The TPAC performs research on low-cost processing and application of lightweight materials, with particular focus on thermoplastic composites materials. Further beneficial properties like impact resistance and fast processing make it the material of choice for high-end applications like aerospace, sport cars and sporting goods. The goal of the TPAC is to reduce processing costs to broaden the use of thermoplastic composites and make the material affordable for more sectors, business and people. Or like Ferrie van Hattum puts it: ”Composites for the people”.
The application centre works together with more than 100 companies of mostly small and medium size and institutions. Multiple consortiums are formed to tackle challenges in various projects. Guest speaker Jac. Gofers, President of the The Dutch Federation of Rubber and Plastics Industry (NRK) and CEO of Promolding underlines the importance of an application centre. “Lightweight solutions give plenty of benefits, but testing is essential to understand the effect of weight reduction and composite application during use.” Sjef van Breugel, CEO of Pontis Engineering emphasizes the strong connection to industrie “The TPAC has a strong relation to industry and listens to the requirements in the sector, for example the necessity of affordable processing technologies.” Students of different studies are involved with multi-disciplinary groups, internships and graduation assignments. In this way students learn about design, materials and production of lightweight engineering applications.
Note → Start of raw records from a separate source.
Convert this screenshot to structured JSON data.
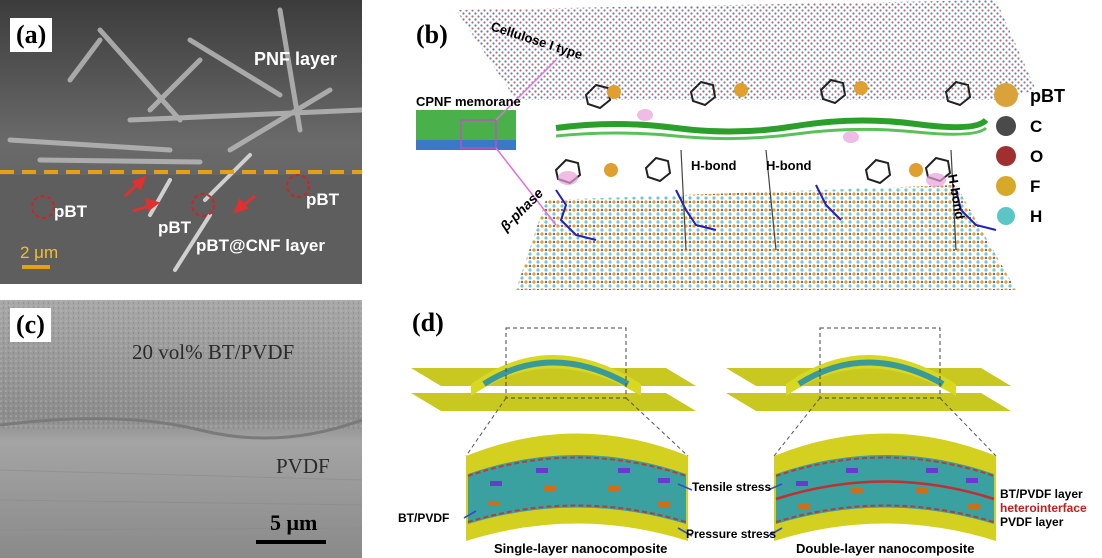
{
  "figure": {
    "panel_a": {
      "label": "(a)",
      "pnf_layer": "PNF layer",
      "pbt_labels": [
        "pBT",
        "pBT",
        "pBT"
      ],
      "pbt_cnf_layer": "pBT@CNF layer",
      "scale_bar": "2 μm"
    },
    "panel_b": {
      "label": "(b)",
      "cellulose": "Cellulose I type",
      "cpnf": "CPNF memorane",
      "hbonds": [
        "H-bond",
        "H-bond",
        "H-bond"
      ],
      "beta_phase": "β-phase",
      "legend": [
        {
          "label": "pBT",
          "color": "#d9a23a"
        },
        {
          "label": "C",
          "color": "#4a4a4a"
        },
        {
          "label": "O",
          "color": "#a03030"
        },
        {
          "label": "F",
          "color": "#d8a828"
        },
        {
          "label": "H",
          "color": "#5cc6c6"
        }
      ]
    },
    "panel_c": {
      "label": "(c)",
      "top_layer": "20 vol% BT/PVDF",
      "bottom_layer": "PVDF",
      "scale_bar": "5 μm"
    },
    "panel_d": {
      "label": "(d)",
      "bt_pvdf_left": "BT/PVDF",
      "tensile": "Tensile stress",
      "pressure": "Pressure stress",
      "single_caption": "Single-layer nanocomposite",
      "double_caption": "Double-layer nanocomposite",
      "bt_pvdf_layer": "BT/PVDF layer",
      "heterointerface": "heterointerface",
      "pvdf_layer": "PVDF layer"
    }
  }
}
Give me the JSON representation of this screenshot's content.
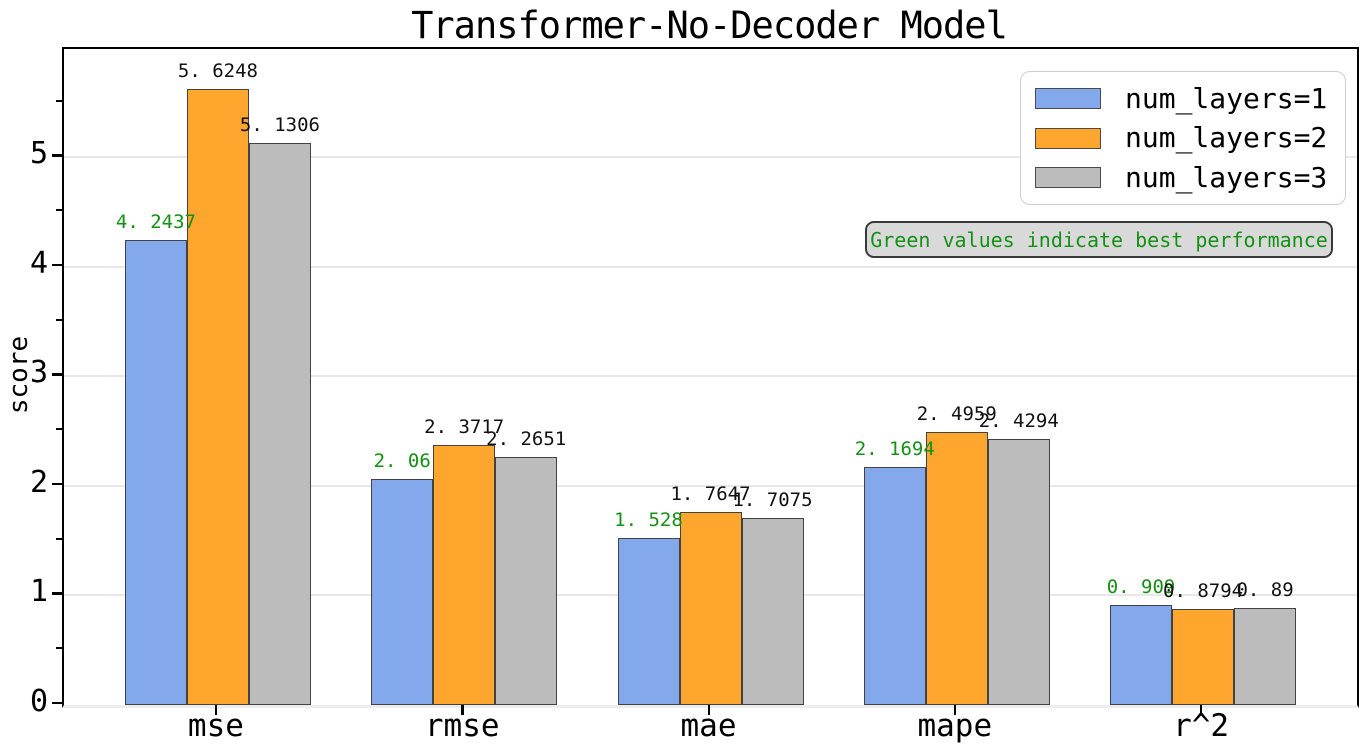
{
  "title": "Transformer-No-Decoder Model",
  "axes": {
    "ylabel": "score",
    "ytick_labels": [
      "0",
      "1",
      "2",
      "3",
      "4",
      "5"
    ],
    "xtick_labels": [
      "mse",
      "rmse",
      "mae",
      "mape",
      "r^2"
    ]
  },
  "note": {
    "text": "Green values indicate best performance"
  },
  "legend": {
    "items": [
      {
        "label": "num_layers=1",
        "color": "#84a8ec"
      },
      {
        "label": "num_layers=2",
        "color": "#ffa62e"
      },
      {
        "label": "num_layers=3",
        "color": "#bcbcbc"
      }
    ]
  },
  "colors": {
    "series1": "#84a8ec",
    "series2": "#ffa62e",
    "series3": "#bcbcbc",
    "bar_edge": "#424242",
    "best_value_label": "#149114",
    "value_label": "#111111",
    "grid": "#e8e8e8",
    "note_bg": "#d9d9d9",
    "note_text": "#149114"
  },
  "chart_data": {
    "type": "bar",
    "title": "Transformer-No-Decoder Model",
    "xlabel": "",
    "ylabel": "score",
    "categories": [
      "mse",
      "rmse",
      "mae",
      "mape",
      "r^2"
    ],
    "series": [
      {
        "name": "num_layers=1",
        "color": "#84a8ec",
        "values": [
          4.2437,
          2.06,
          1.528,
          2.1694,
          0.909
        ],
        "value_labels": [
          "4. 2437",
          "2. 06",
          "1. 528",
          "2. 1694",
          "0. 909"
        ],
        "is_best": true
      },
      {
        "name": "num_layers=2",
        "color": "#ffa62e",
        "values": [
          5.6248,
          2.3717,
          1.7647,
          2.4959,
          0.8794
        ],
        "value_labels": [
          "5. 6248",
          "2. 3717",
          "1. 7647",
          "2. 4959",
          "0. 8794"
        ],
        "is_best": false
      },
      {
        "name": "num_layers=3",
        "color": "#bcbcbc",
        "values": [
          5.1306,
          2.2651,
          1.7075,
          2.4294,
          0.89
        ],
        "value_labels": [
          "5. 1306",
          "2. 2651",
          "1. 7075",
          "2. 4294",
          "0. 89"
        ],
        "is_best": false
      }
    ],
    "yticks": [
      0,
      1,
      2,
      3,
      4,
      5
    ],
    "ylim": [
      0,
      5.99
    ],
    "grid": "horizontal-major",
    "legend_position": "upper-right",
    "annotation": "Green values indicate best performance",
    "best_rule": "green value labels mark the best score per metric"
  }
}
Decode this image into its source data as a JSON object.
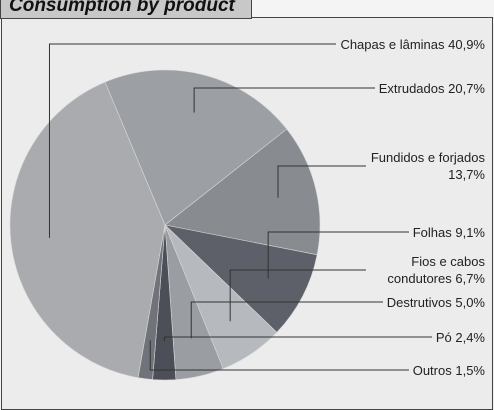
{
  "chart_data": {
    "type": "pie",
    "title": "Consumption by product",
    "categories": [
      "Chapas e lâminas",
      "Extrudados",
      "Fundidos e forjados",
      "Folhas",
      "Fios e cabos condutores",
      "Destrutivos",
      "Pó",
      "Outros"
    ],
    "values": [
      40.9,
      20.7,
      13.7,
      9.1,
      6.7,
      5.0,
      2.4,
      1.5
    ],
    "value_labels": [
      "40,9%",
      "20,7%",
      "13,7%",
      "9,1%",
      "6,7%",
      "5,0%",
      "2,4%",
      "1,5%"
    ],
    "colors": [
      "#a9abae",
      "#9c9fa3",
      "#888b90",
      "#5d6068",
      "#b6b9bd",
      "#9a9da1",
      "#4c4f57",
      "#70737a"
    ]
  }
}
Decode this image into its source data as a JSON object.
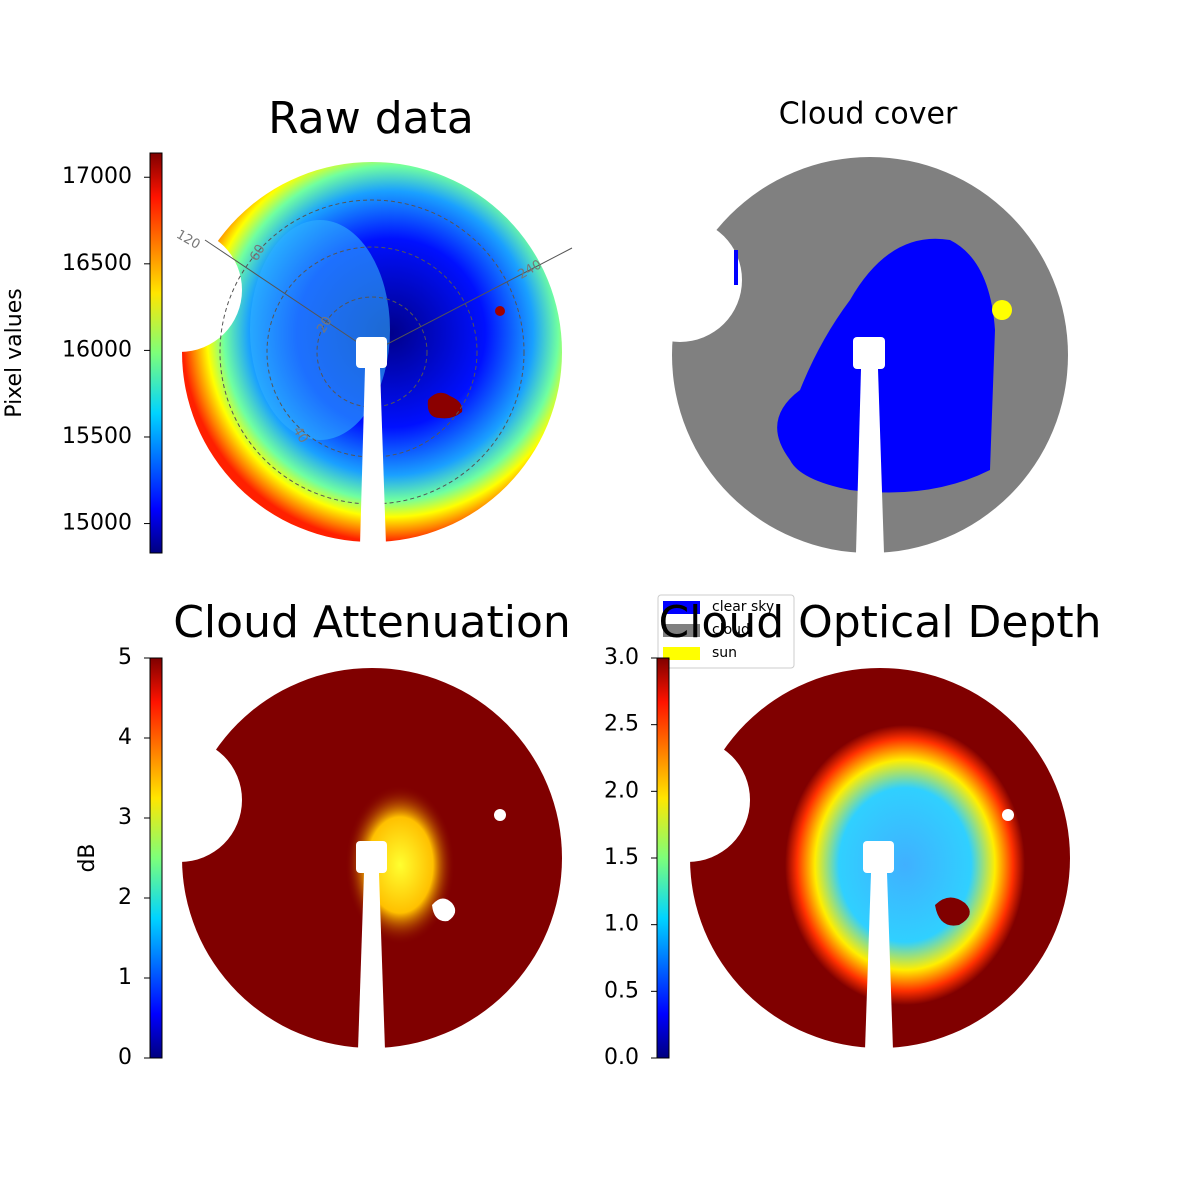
{
  "chart_data": [
    {
      "type": "image",
      "title": "Raw data",
      "annotations": [
        "120",
        "60",
        "240",
        "20",
        "40"
      ],
      "colorbar": {
        "label": "Pixel values",
        "lim": [
          14830,
          17140
        ],
        "ticks": [
          15000,
          15500,
          16000,
          16500,
          17000
        ],
        "colormap": "jet"
      }
    },
    {
      "type": "image",
      "title": "Cloud cover",
      "legend": [
        {
          "name": "clear sky",
          "color": "#0000ff"
        },
        {
          "name": "cloud",
          "color": "#808080"
        },
        {
          "name": "sun",
          "color": "#ffff00"
        }
      ]
    },
    {
      "type": "image",
      "title": "Cloud Attenuation",
      "colorbar": {
        "label": "dB",
        "lim": [
          0,
          5
        ],
        "ticks": [
          0,
          1,
          2,
          3,
          4,
          5
        ],
        "colormap": "jet"
      }
    },
    {
      "type": "image",
      "title": "Cloud Optical Depth",
      "colorbar": {
        "lim": [
          0,
          3
        ],
        "ticks": [
          {
            "value": 0,
            "label": "0.0"
          },
          0.5,
          {
            "value": 1,
            "label": "1.0"
          },
          1.5,
          {
            "value": 2,
            "label": "2.0"
          },
          2.5,
          {
            "value": 3,
            "label": "3.0"
          }
        ],
        "colormap": "jet"
      }
    }
  ]
}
Together with the partners, the TPAC defined three research areas: Recycling, Production and Automation. In the field of recycling methods are developed to process low-end polymer waste, e.g. from the plastic soup, into simple products. Also high-end carbon fibre based post-industrial waste from aerospace is studied and processed into new applications for aerospace. New production methods are developed and tested to process composite material in a cost-effective manner, e.g. combining 3D printing and tape placement. Production speed and robustness is further increased and cost is limited by implementing automation.
Smart Industry Fieldlab
New facilities, like a vertical closure injection moulding machine including an infrared oven to heat preforms and robot in an automation cell, underline the new possibilities of the laboratory. Together with the research partner TPRC, the TPAC forms TPC NL and was awarded the Smart Industry Fieldlab by the Ministry of Economic Affairs of the Netherlands and is listed as digital innovation hub by the European Commission.